宇治茶師によって描かれた“最後の御茶壺道中”

ずいずいずっころばし
ごまみそ ずい
ちゃつぼに おわれて
トッピンシャン
ぬけたら ドンドコショ
たわらの ねずみが
こめ食って チュウ
チュウ チュウ チュウ
おっとさんが よんでも
おっかさんが よんでも
いきっこなしよ
いどのまわりで おちゃわんかいたの だれ
わらべ歌「ずいずいずっころばし」の歌詞です。この歌詞の中で

ちゃつぼに おわれて
トッピンシャン
ぬけたら ドンドコショ
というフレーズがありますが、今回のお話の主人公でもあるんですよね。

江戸時代徳川幕府将軍家御用たしとして宇治茶を献上させていました。

その役目を担っていたのが、「宇治採茶使」と呼ばれた幕府の役人たちでした。彼らによって、毎年江戸~宇治間を往復していたのです。

慶長18年(1613)に幕府宇治茶の献上を命じる宇治採茶師を初めて派遣したのが始まりで、寛永10年(1633)に制度化されます。

多い時で100個以上あった茶壺を交代制で任命された徒歩かち頭」を中心に、茶道頭茶道衆(茶坊主)、その他御茶壺の警備の役人なども含めて最大で1000名近くの役人が行列をなして江戸城に向かいます。これを「御茶壺道中」といいます。

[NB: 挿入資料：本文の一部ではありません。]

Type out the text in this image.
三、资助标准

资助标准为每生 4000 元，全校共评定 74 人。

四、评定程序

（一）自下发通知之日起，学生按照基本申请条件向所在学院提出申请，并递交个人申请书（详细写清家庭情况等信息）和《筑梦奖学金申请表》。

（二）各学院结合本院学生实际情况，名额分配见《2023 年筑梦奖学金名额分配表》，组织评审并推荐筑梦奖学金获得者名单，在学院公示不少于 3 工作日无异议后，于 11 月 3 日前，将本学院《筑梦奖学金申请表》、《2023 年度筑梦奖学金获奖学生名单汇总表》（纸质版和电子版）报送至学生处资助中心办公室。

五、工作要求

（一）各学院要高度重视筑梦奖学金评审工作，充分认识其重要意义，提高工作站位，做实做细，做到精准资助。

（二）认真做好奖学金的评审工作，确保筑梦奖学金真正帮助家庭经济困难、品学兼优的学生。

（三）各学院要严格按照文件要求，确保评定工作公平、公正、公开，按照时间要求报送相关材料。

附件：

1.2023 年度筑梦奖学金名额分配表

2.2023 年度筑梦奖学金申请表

しかも、その地位は摂家門跡に準じる格式で、御三家クラスの大名でもでも例外ではありませんでした。

例えば、参勤交代の途中でこの御茶壺道中に出くわした大名は、駕籠を降りて下座拝礼をしなければならないのです。

なので、中には御茶壺道中を見つけるとさっと脇道や宿所に入って、その行列を避けたといわれています。

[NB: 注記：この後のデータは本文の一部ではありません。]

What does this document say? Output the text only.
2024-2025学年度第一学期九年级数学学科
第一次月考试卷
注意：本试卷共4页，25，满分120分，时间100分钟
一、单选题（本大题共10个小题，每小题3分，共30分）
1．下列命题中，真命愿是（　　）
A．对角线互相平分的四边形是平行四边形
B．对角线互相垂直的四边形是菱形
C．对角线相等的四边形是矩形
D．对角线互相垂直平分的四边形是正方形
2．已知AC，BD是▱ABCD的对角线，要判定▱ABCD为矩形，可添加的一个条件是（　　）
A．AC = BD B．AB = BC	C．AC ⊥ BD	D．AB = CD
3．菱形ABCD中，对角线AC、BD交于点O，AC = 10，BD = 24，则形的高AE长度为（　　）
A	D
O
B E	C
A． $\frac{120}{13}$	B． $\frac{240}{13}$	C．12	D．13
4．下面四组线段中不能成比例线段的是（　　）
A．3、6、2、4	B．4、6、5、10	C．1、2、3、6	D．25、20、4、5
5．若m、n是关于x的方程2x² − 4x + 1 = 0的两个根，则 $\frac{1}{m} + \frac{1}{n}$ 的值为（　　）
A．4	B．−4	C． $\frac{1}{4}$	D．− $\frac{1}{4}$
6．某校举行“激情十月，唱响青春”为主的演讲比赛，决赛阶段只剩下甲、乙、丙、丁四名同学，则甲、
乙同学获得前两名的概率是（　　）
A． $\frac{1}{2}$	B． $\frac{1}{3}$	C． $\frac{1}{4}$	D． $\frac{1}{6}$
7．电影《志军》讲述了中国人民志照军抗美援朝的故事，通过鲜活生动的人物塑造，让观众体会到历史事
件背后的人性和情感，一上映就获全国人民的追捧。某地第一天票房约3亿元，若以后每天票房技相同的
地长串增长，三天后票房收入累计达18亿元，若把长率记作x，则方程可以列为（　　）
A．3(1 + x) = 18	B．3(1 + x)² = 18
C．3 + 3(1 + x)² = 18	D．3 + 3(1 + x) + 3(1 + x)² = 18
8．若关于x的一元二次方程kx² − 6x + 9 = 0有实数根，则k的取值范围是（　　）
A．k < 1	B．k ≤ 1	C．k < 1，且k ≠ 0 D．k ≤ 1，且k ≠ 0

庶民たちは尚の事で、御茶壺通行の節は、被り物などを取って下座拝礼」しなければならないといった京都町奉行所の厳しい御触も出されています。

上記の

ちゃつぼに おわれて
トッピンシャン
ぬけたら ドンドコショ
などは、概ね

御茶壺道中の行列がやって来たので、沿道の住民らは戸口をピシャっと閉めて家に逃げ込み、行列が通り過ぎたら、ホッと胸を撫で下ろして、やれやれ、ホッと一息という感じ…
で、御茶壺道中の物々しさを風刺した歌なんですよね。

ところが、その御茶壺道中も慶応3年(1867)江戸幕府の終焉によって、その役目を終えようとします。

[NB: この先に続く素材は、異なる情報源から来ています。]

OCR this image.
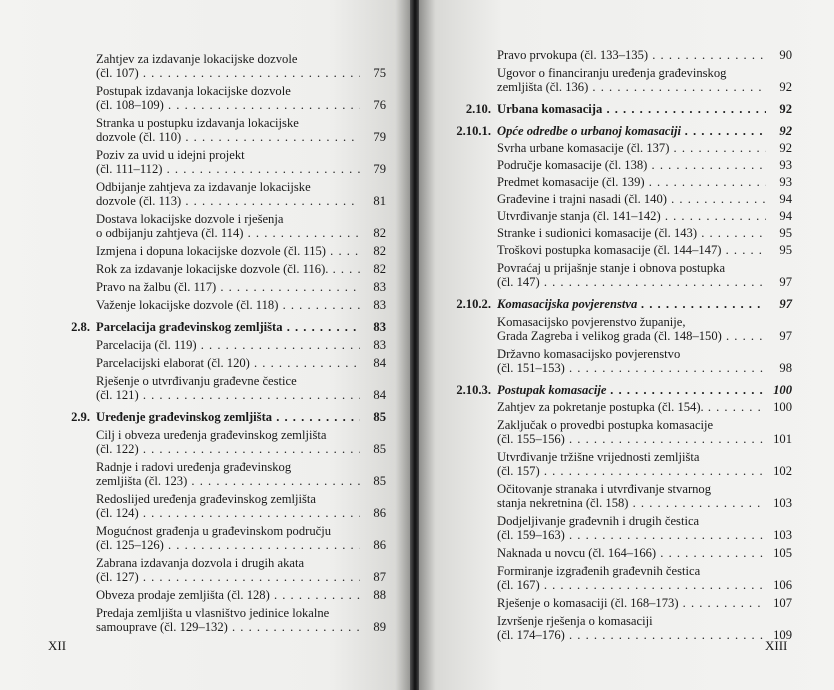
Zahtjev za izdavanje lokacijske dozvole
(čl. 107) . . .	75
Postupak izdavanja lokacijske dozvole
(čl. 108–109) . . .	76
Stranka u postupku izdavanja lokacijske
dozvole (čl. 110) . . .	79
Poziv za uvid u idejni projekt
(čl. 111–112) . . .	79
Odbijanje zahtjeva za izdavanje lokacijske
dozvole (čl. 113) . . .	81
Dostava lokacijske dozvole i rješenja
o odbijanju zahtjeva (čl. 114) . . .	82
Izmjena i dopuna lokacijske dozvole (čl. 115) . . .	82
Rok za izdavanje lokacijske dozvole (čl. 116). . . .	82
Pravo na žalbu (čl. 117) . . .	83
Važenje lokacijske dozvole (čl. 118) . . .	83
2.8. Parcelacija građevinskog zemljišta . . .	83
Parcelacija (čl. 119) . . .	83
Parcelacijski elaborat (čl. 120) . . .	84
Rješenje o utvrđivanju građevne čestice
(čl. 121) . . .	84
2.9. Uređenje građevinskog zemljišta . . .	85
Cilj i obveza uređenja građevinskog zemljišta
(čl. 122) . . .	85
Radnje i radovi uređenja građevinskog
zemljišta (čl. 123) . . .	85
Redoslijed uređenja građevinskog zemljišta
(čl. 124) . . .	86
Mogućnost građenja u građevinskom području
(čl. 125–126) . . .	86
Zabrana izdavanja dozvola i drugih akata
(čl. 127) . . .	87
Obveza prodaje zemljišta (čl. 128) . . .	88
Predaja zemljišta u vlasništvo jedinice lokalne
samouprave (čl. 129–132) . . .	89
XII
Pravo prvokupa (čl. 133–135) . . .	90
Ugovor o financiranju uređenja građevinskog
zemljišta (čl. 136) . . .	92
2.10. Urbana komasacija . . .	92
2.10.1. Opće odredbe o urbanoj komasaciji . . .	92
Svrha urbane komasacije (čl. 137) . . .	92
Područje komasacije (čl. 138) . . .	93
Predmet komasacije (čl. 139) . . .	93
Građevine i trajni nasadi (čl. 140) . . .	94
Utvrđivanje stanja (čl. 141–142) . . .	94
Stranke i sudionici komasacije (čl. 143) . . .	95
Troškovi postupka komasacije (čl. 144–147) . . .	95
Povraćaj u prijašnje stanje i obnova postupka
(čl. 147) . . .	97
2.10.2. Komasacijska povjerenstva . . .	97
Komasacijsko povjerenstvo županije,
Grada Zagreba i velikog grada (čl. 148–150) . . .	97
Državno komasacijsko povjerenstvo
(čl. 151–153) . . .	98
2.10.3. Postupak komasacije . . .	100
Zahtjev za pokretanje postupka (čl. 154). . . .	100
Zaključak o provedbi postupka komasacije
(čl. 155–156) . . .	101
Utvrđivanje tržišne vrijednosti zemljišta
(čl. 157) . . .	102
Očitovanje stranaka i utvrđivanje stvarnog
stanja nekretnina (čl. 158) . . .	103
Dodjeljivanje građevnih i drugih čestica
(čl. 159–163) . . .	103
Naknada u novcu (čl. 164–166) . . .	105
Formiranje izgrađenih građevnih čestica
(čl. 167) . . .	106
Rješenje o komasaciji (čl. 168–173) . . .	107
Izvršenje rješenja o komasaciji
(čl. 174–176) . . .	109
XIII
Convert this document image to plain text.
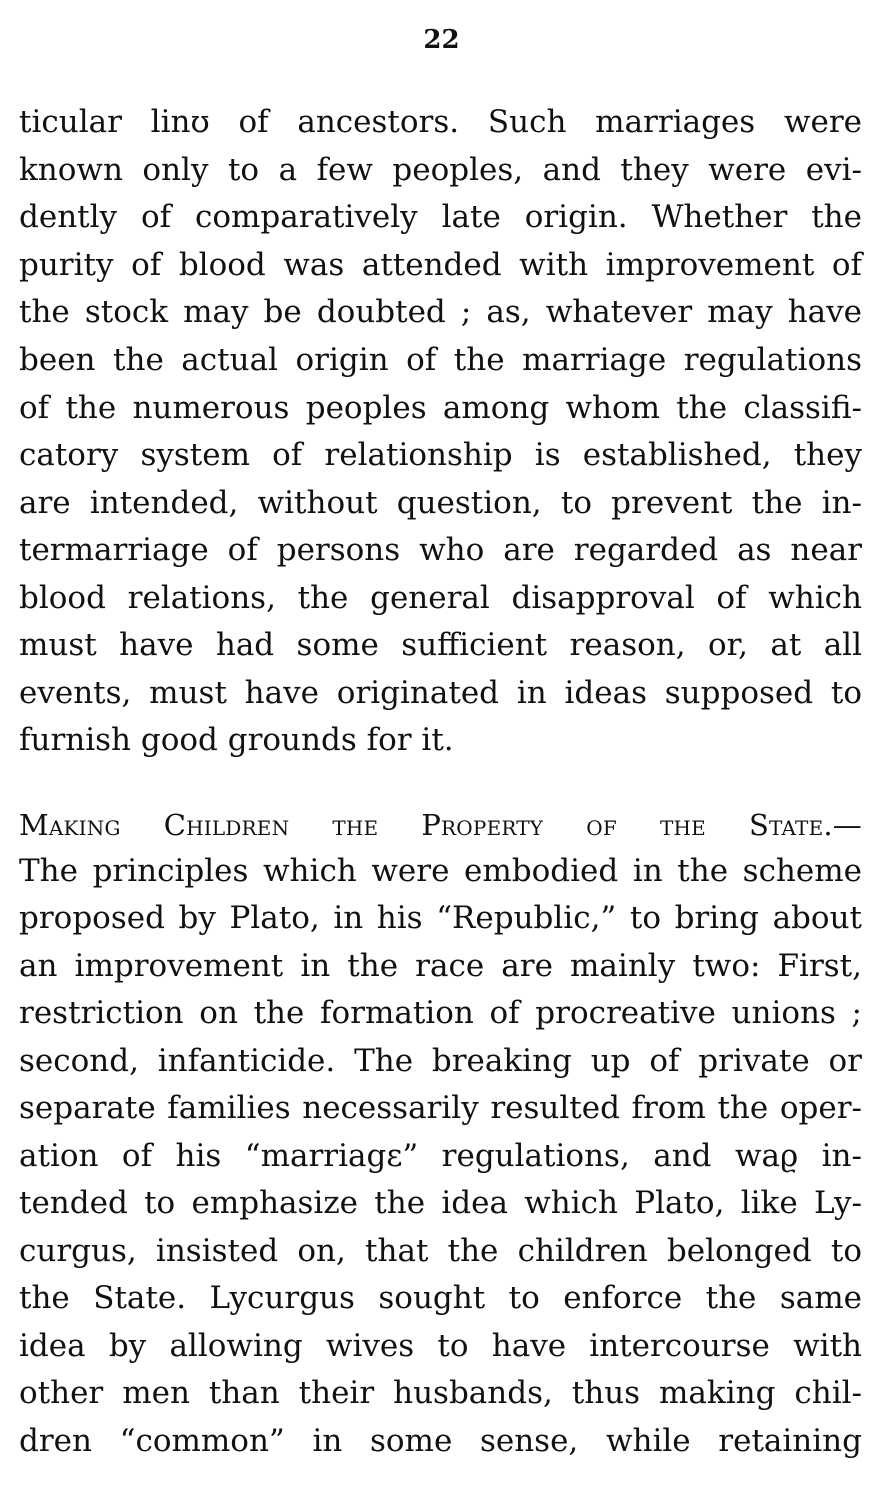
22
ticular linʊ of ancestors. Such marriages were
known only to a few peoples, and they were evi-
dently of comparatively late origin. Whether the
purity of blood was attended with improvement of
the stock may be doubted ; as, whatever may have
been the actual origin of the marriage regulations
of the numerous peoples among whom the classifi-
catory system of relationship is established, they
are intended, without question, to prevent the in-
termarriage of persons who are regarded as near
blood relations, the general disapproval of which
must have had some sufficient reason, or, at all
events, must have originated in ideas supposed to
furnish good grounds for it.
Making Children the Property of the State.—
The principles which were embodied in the scheme
proposed by Plato, in his “Republic,” to bring about
an improvement in the race are mainly two: First,
restriction on the formation of procreative unions ;
second, infanticide. The breaking up of private or
separate families necessarily resulted from the oper-
ation of his “marriagε” regulations, and waϱ in-
tended to emphasize the idea which Plato, like Ly-
curgus, insisted on, that the children belonged to
the State. Lycurgus sought to enforce the same
idea by allowing wives to have intercourse with
other men than their husbands, thus making chil-
dren “common” in some sense, while retaining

その年、慶応3年(1867)は将軍である徳川慶喜は在洛中であり、随行していた元御数寄屋おすきや組頭鈴木春碩二条城から宇治に来て、必要とするだけの御茶壺を江戸城に向けて発送させています。

つまり、最後の御茶壺道中は、役人が御茶壺に同行せず、御茶壺のみを宿次人足の手に委ねて江戸城へと運送させたわけです。

御茶壺が宇治から出荷したのが、6月10日の事。通過途中の中山道鏡宿では、

六月十一日夜、本陣に小休これ無く、御壺ばかり四棹程、夜八ッ時より夜通しに相仕舞候(『蒲生郡志』)
とあります。

通常の御茶壺道中なら東海道ルートで12日間、中山道甲州街道ルートで13~14日間の行程なのですが、警護の武士も御数寄屋坊主も同行していない、いわば単なる荷物だった事から、通常の御茶壺道中より早く運ばれていたようです。

こうして御茶壺道中は幕を閉じたのです。